Again and again came clamorous appeals for help against these new invaders, and again and again he had to give the same stubborn refusal. His vaunted New Republic was being split up again into its primitive elements; the creed of the South Shields chapel was being submerged under a wave of red-hot Mohammedanism; and the ivory, that hard-earned ivory, with all its delicious potentialities, was once more being lifted by alien raiders, and this time forever beyond his reach.
Clay got some inkling of what was going on, and repeatedly urged him to be off at once and put things straight in person. "Don't you worry about me, Skipper," he'd say. "I'll get along here fine by myself. Nobody'll come to worry me. And if they did, they'd let me alone. I'm far too unwholesome-looking to chop just now."
But Kettle always stolidly refused to leave him. Indeed, with difficulty (for he was at all times a painfully truthful man) he used to lie to his patient and say that there was no need for him to go at all; that everything was going on quite as they could wish; and that he was vastly enjoying the relaxation of a holiday.
But in sober fact things were going very much awry. And every day they got worse. Even his original bevy of troops, those he had brought up with him into the country on the stern-wheel launch, seemed to grasp the fact that his star was in the descendant. There was no open mutiny, for they still feared him too much personally to dare that; but in the black unwatched nights they stole away from the village, and every day their numbers thinned, and the villagers followed their lead; and when the end came, the two lonely white men had the village to themselves.
Clay's last words were typical of him. Kettle, with devotional intent, had been singing some hymn to him, which he had composed as being suitable for the occasion. But the dying man's ears were dulled, and he mistook both air and words. "You're a good fellow to sing me that," he whispered. "I know you don't like striking up that sort of music. By Jove! I heard that song last at the Pav. Good old Piccadilly Circus."
And then a little later: "I say, Skipper. I'm close on the peg-out. There's a girl in Winchester--but hang her, anyway. No, you've been my best pal. You're to have all my share of the loot--the ivory, I mean. You savvy, I leave it to you in my last will and testament, fairly and squarely. And Skipper, I'm sorry I ragged you about your mug on those New Republic stamps. If ever a man deserved what he wanted in that line, you're--you're--"

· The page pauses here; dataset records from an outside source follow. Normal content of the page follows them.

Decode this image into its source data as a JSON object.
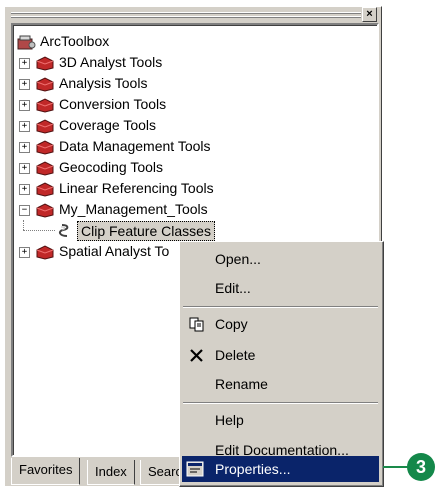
{
  "toolbox": {
    "root_label": "ArcToolbox",
    "items": [
      {
        "label": "3D Analyst Tools",
        "expanded": false
      },
      {
        "label": "Analysis Tools",
        "expanded": false
      },
      {
        "label": "Conversion Tools",
        "expanded": false
      },
      {
        "label": "Coverage Tools",
        "expanded": false
      },
      {
        "label": "Data Management Tools",
        "expanded": false
      },
      {
        "label": "Geocoding Tools",
        "expanded": false
      },
      {
        "label": "Linear Referencing Tools",
        "expanded": false
      },
      {
        "label": "My_Management_Tools",
        "expanded": true
      },
      {
        "label": "Clip Feature Classes",
        "selected": true
      },
      {
        "label": "Spatial Analyst To",
        "expanded": false
      }
    ]
  },
  "tabs": [
    "Favorites",
    "Index",
    "Searc"
  ],
  "context_menu": {
    "open": "Open...",
    "edit": "Edit...",
    "copy": "Copy",
    "delete": "Delete",
    "rename": "Rename",
    "help": "Help",
    "edit_documentation": "Edit Documentation...",
    "properties": "Properties..."
  },
  "callout": "3",
  "colors": {
    "selection": "#0a246a",
    "callout": "#14884a",
    "panel": "#d4d0c8"
  }
}
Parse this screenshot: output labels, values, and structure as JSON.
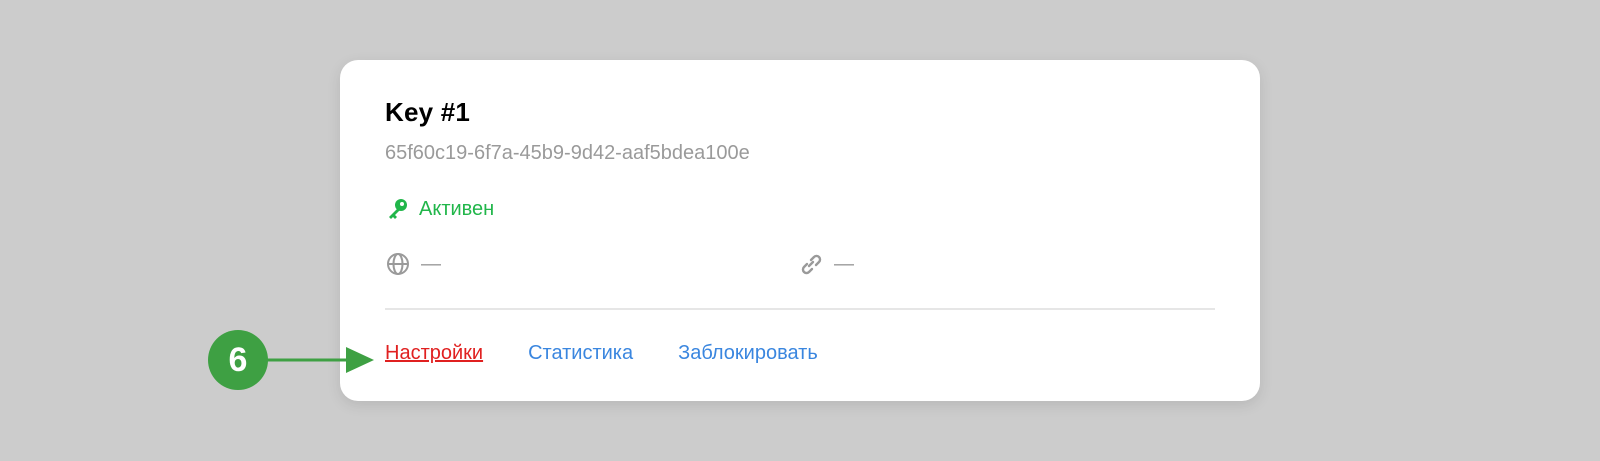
{
  "card": {
    "title": "Key #1",
    "key_id": "65f60c19-6f7a-45b9-9d42-aaf5bdea100e",
    "status": {
      "label": "Активен",
      "icon": "key-icon",
      "color": "#21b64a"
    },
    "meta": {
      "domain": {
        "icon": "globe-icon",
        "value": "—"
      },
      "link": {
        "icon": "link-icon",
        "value": "—"
      }
    },
    "actions": [
      {
        "label": "Настройки",
        "color": "#e02020",
        "active": true
      },
      {
        "label": "Статистика",
        "color": "#3a86df"
      },
      {
        "label": "Заблокировать",
        "color": "#3a86df"
      }
    ]
  },
  "annotation": {
    "number": "6",
    "color": "#3ea043"
  }
}
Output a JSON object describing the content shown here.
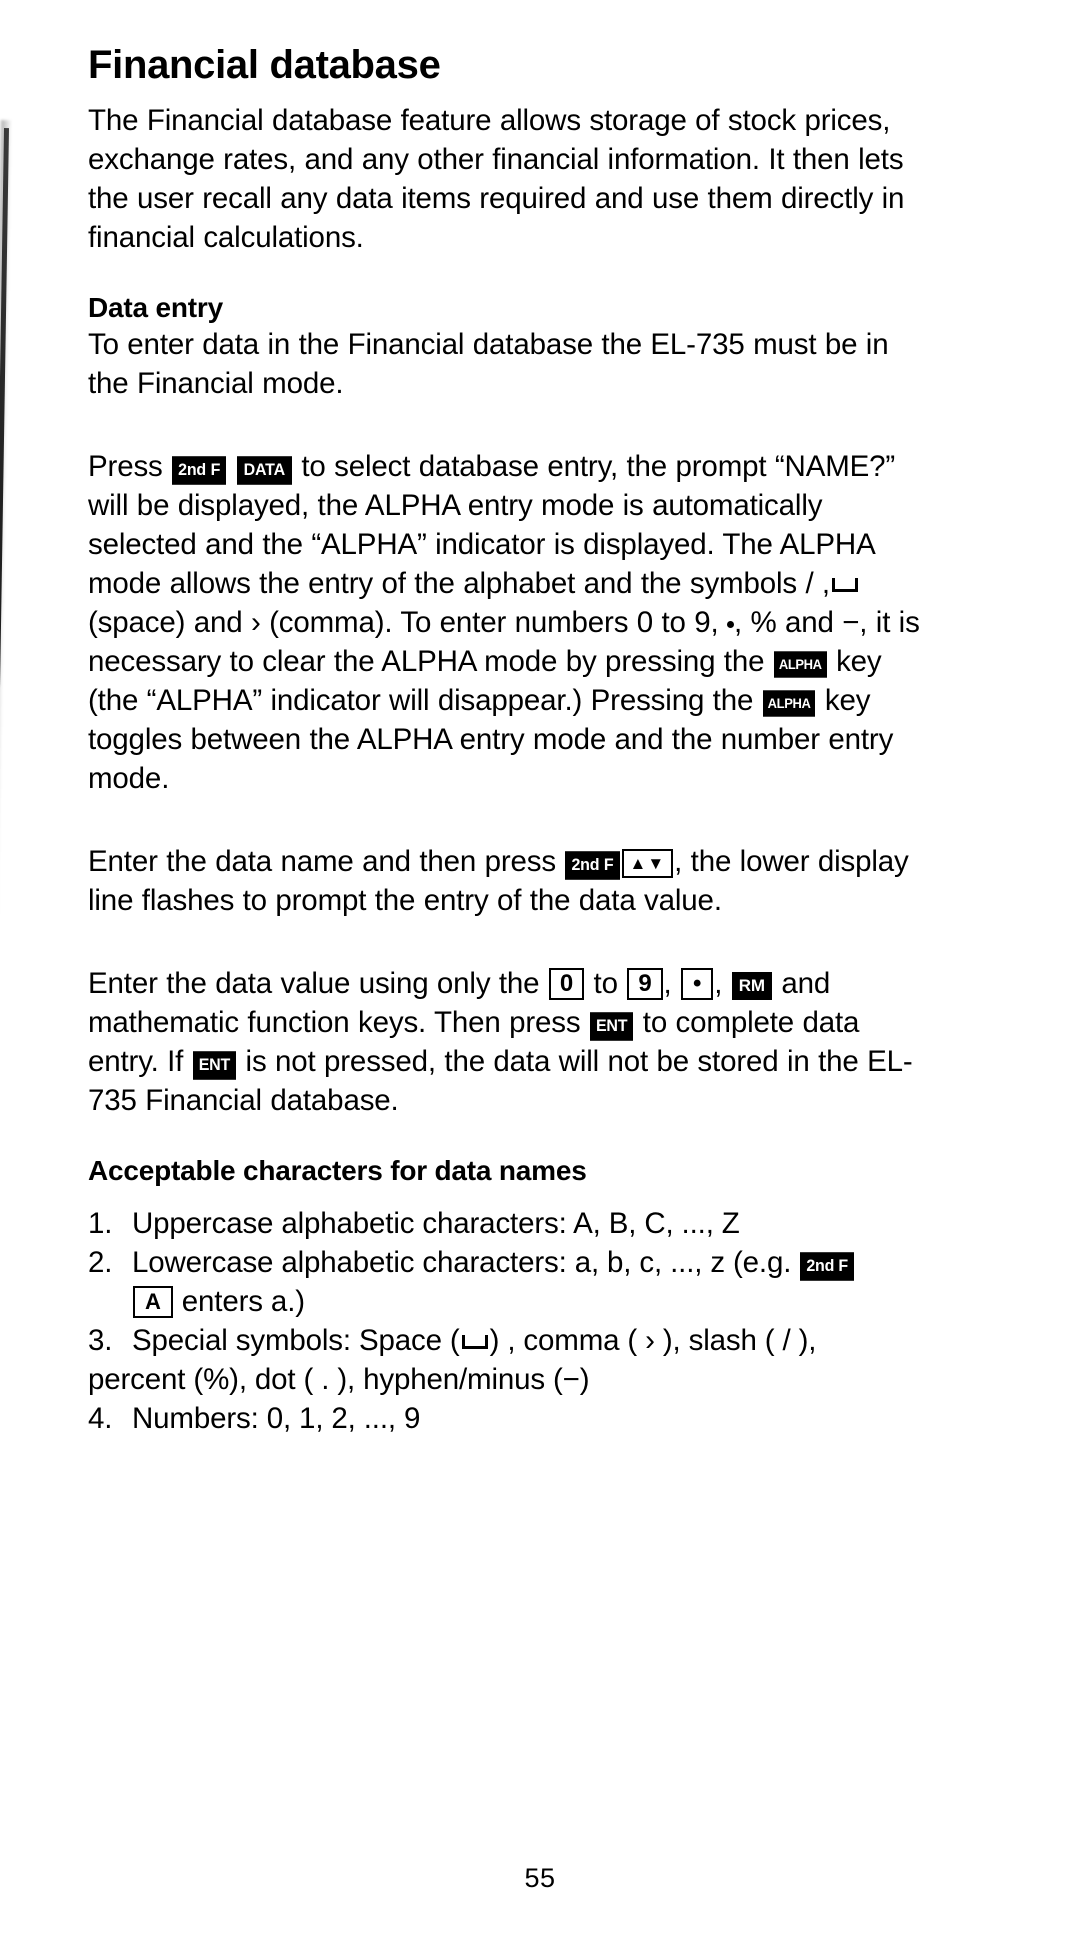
{
  "document": {
    "title": "Financial database",
    "page_number": "55"
  },
  "intro": {
    "paragraph": "The Financial database feature allows storage of stock prices, exchange rates, and any other financial information. It then lets the user recall any data items required and use them directly in financial calculations."
  },
  "data_entry": {
    "heading": "Data entry",
    "paragraph1": "To enter data in the Financial database the EL-735 must be in the Financial mode.",
    "p2_a": "Press",
    "p2_b": "to select database entry, the prompt “NAME?” will be displayed, the ALPHA entry mode is automatically selected and the “ALPHA” indicator is displayed. The ALPHA mode allows the entry of the alphabet and the symbols / ,",
    "p2_c": "(space) and › (comma). To enter numbers 0 to 9,",
    "p2_d": ", % and −, it is necessary to clear the ALPHA mode by pressing the",
    "p2_e": "key (the “ALPHA” indicator will disappear.) Pressing the",
    "p2_f": "key toggles between the ALPHA entry mode and the number entry mode.",
    "p3_a": "Enter the data name and then press",
    "p3_b": ", the lower display line flashes to prompt the entry of the data value.",
    "p4_a": "Enter the data value using only the",
    "p4_b": "to",
    "p4_c": ",",
    "p4_d": ",",
    "p4_e": "and mathematic function keys. Then press",
    "p4_f": "to complete data entry. If",
    "p4_g": "is not pressed, the data will not be stored in the EL-735 Financial database."
  },
  "acceptable": {
    "heading": "Acceptable characters for data names",
    "items": [
      {
        "num": "1.",
        "text": "Uppercase alphabetic characters: A, B, C, ..., Z"
      },
      {
        "num": "2.",
        "text": "Lowercase alphabetic characters: a, b, c, ..., z (e.g.",
        "cont": "enters a.)"
      },
      {
        "num": "3.",
        "text_a": "Special symbols: Space (",
        "text_b": ") , comma ( › ), slash ( / ),",
        "text_c": "percent (%), dot ( . ), hyphen/minus (−)"
      },
      {
        "num": "4.",
        "text": "Numbers: 0, 1, 2, ..., 9"
      }
    ]
  },
  "keys": {
    "second_function": "2nd F",
    "data": "DATA",
    "alpha": "ALPHA",
    "enter": "ENT",
    "zero": "0",
    "nine": "9",
    "dot": "•",
    "rm": "RM",
    "arrows": "▲▼",
    "letter_a": "A"
  }
}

The voice failed. "Yes?" said Kettle, and stooped nearer.
Clay feebly winked. "You're him," he whispered. "So long, old cock."
Captain Kettle buried his friend in the first gold of the next dawn under a magnolia tree, which was hung with sweet-scented blossoms, in the middle of the village. During the heat of the day he composed a copy of verses to his memory, and when the sun had dropped somewhat, he went out with his knife to carve them on the tree above the grave.
It appeared that the village was not so completely deserted as seemed to the eye, or, at any rate, that he had been watched. On the newly turned earth was a chicken, which had been sacrificed in the orthodox fashion; and for once he beheld the sight without resentment.
He raised his hat to the dead, and "Doc," he said, "this hen-killing is bang against my principles, but I won't say anything now. I guess it's some nigger's way of showing respect to you, and, by James! you're a fellow that ought to be admired. If only it hadn't been for that tree falling down, there'd have been two men round here that would have left their mark on Africa, and you're one of them. Well, old man, you're gone, and I hope you're looking down this moment--or up, as the case may be--to read this bit of poetry I'm going to stick above your head. It's worth attention. It's about the best sample of rhyme I ever hoisted out."